In yet another “Ouch, the truth got out!” moment for Mitt Romney, Mother Jones has released video of him speaking frankly to his base, the fellow 1%, with an amount of candor you’ll never see from him anywhere else.

In it are such gems as him sneering that he’ll never win over the people too poor to pay federal income tax (as opposed to those too rich to pay it), because they’re worthless moochers who think the government owes them every consideration (as opposed to the rich who think the government owes them everything).  He also whines about how he can’t get the Latino vote because his grandparents were white Americans living in Mexico rather than actual brown Mexicans – you know, because he’d still have gotten the Republican nod to be nomination if he were ethnically Hispanic, and because Hispanic people would have voted for someone who opposes immigration reform including the DREAM Act, pals around with the likes of Joe Arpaio, and is willing to exploit undocumented workers right up until he’s running for office, just as long as he was Hispanic.

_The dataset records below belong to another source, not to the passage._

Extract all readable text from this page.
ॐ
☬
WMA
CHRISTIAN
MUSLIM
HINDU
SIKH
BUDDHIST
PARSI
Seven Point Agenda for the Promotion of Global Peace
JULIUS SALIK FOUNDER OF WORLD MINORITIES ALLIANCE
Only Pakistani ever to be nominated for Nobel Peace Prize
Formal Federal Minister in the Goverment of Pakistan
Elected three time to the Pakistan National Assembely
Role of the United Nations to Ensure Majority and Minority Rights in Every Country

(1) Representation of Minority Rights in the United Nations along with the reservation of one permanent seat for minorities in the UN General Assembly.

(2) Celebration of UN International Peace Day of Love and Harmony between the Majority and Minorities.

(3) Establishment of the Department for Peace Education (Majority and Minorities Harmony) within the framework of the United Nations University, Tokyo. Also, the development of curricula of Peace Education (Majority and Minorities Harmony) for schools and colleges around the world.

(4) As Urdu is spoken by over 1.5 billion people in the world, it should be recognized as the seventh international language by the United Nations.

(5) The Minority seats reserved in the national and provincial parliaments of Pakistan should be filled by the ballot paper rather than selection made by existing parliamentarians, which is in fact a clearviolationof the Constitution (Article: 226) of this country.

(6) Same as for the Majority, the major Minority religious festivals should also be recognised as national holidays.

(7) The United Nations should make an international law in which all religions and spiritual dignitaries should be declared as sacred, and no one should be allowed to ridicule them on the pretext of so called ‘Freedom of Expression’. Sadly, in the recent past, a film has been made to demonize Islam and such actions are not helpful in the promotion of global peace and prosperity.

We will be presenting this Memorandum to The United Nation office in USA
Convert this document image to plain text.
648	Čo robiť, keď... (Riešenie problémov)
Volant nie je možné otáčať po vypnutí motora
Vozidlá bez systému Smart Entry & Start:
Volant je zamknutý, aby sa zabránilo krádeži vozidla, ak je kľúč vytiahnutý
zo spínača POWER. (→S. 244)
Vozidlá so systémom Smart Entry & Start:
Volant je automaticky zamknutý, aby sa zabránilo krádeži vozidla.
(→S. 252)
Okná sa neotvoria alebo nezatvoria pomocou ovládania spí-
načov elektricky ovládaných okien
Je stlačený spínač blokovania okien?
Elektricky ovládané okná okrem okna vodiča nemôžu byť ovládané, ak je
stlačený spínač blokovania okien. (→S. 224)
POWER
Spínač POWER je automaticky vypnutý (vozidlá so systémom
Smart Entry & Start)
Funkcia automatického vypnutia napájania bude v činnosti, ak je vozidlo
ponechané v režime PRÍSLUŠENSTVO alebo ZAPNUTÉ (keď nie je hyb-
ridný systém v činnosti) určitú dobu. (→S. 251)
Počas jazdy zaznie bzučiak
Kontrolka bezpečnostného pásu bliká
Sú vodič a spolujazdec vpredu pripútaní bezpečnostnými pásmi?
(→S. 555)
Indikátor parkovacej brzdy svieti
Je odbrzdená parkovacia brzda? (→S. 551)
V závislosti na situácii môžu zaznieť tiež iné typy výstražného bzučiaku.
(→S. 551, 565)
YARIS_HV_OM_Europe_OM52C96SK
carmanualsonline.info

He also gets his actual numbers wrong (see the Mother Jones article for details) but that wasn’t what got me thinking today. I’m used to Romney lying about, well, everything. What amuses me about this is that he’s basically now screwed himself over by speaking the truth too plainly. It’s no secret that his economic plan does less than nothing for most Americans, and that he has no interest in appealing to that group… but you’re not supposed to let them see so plainly the dismissal of their importance.

This seems to be a pretty common pattern for Romney and for Republicans generally in this election season. Romney’s also hurt himself with comments like “corporations are people” and “I like being able to fire people” – and who could doubt that that is exactly how he thinks? Oh, I kid, Mitt Romney… those were just inartful ways of expressing himself, he meant that corporations are comprised of people, and that he likes being able to fire and presumably replace individuals who provide poor service.

However, most of the positions Romney and Ryan are running on are quite unpopular with the public at large, but things that are popular with their base. The way they try to elide this problem is to speak in rounded sonorous tones of generalities and avoid specifics. It’s a well-worn classical political technique, but the GOP today seems to be terribly bad at it.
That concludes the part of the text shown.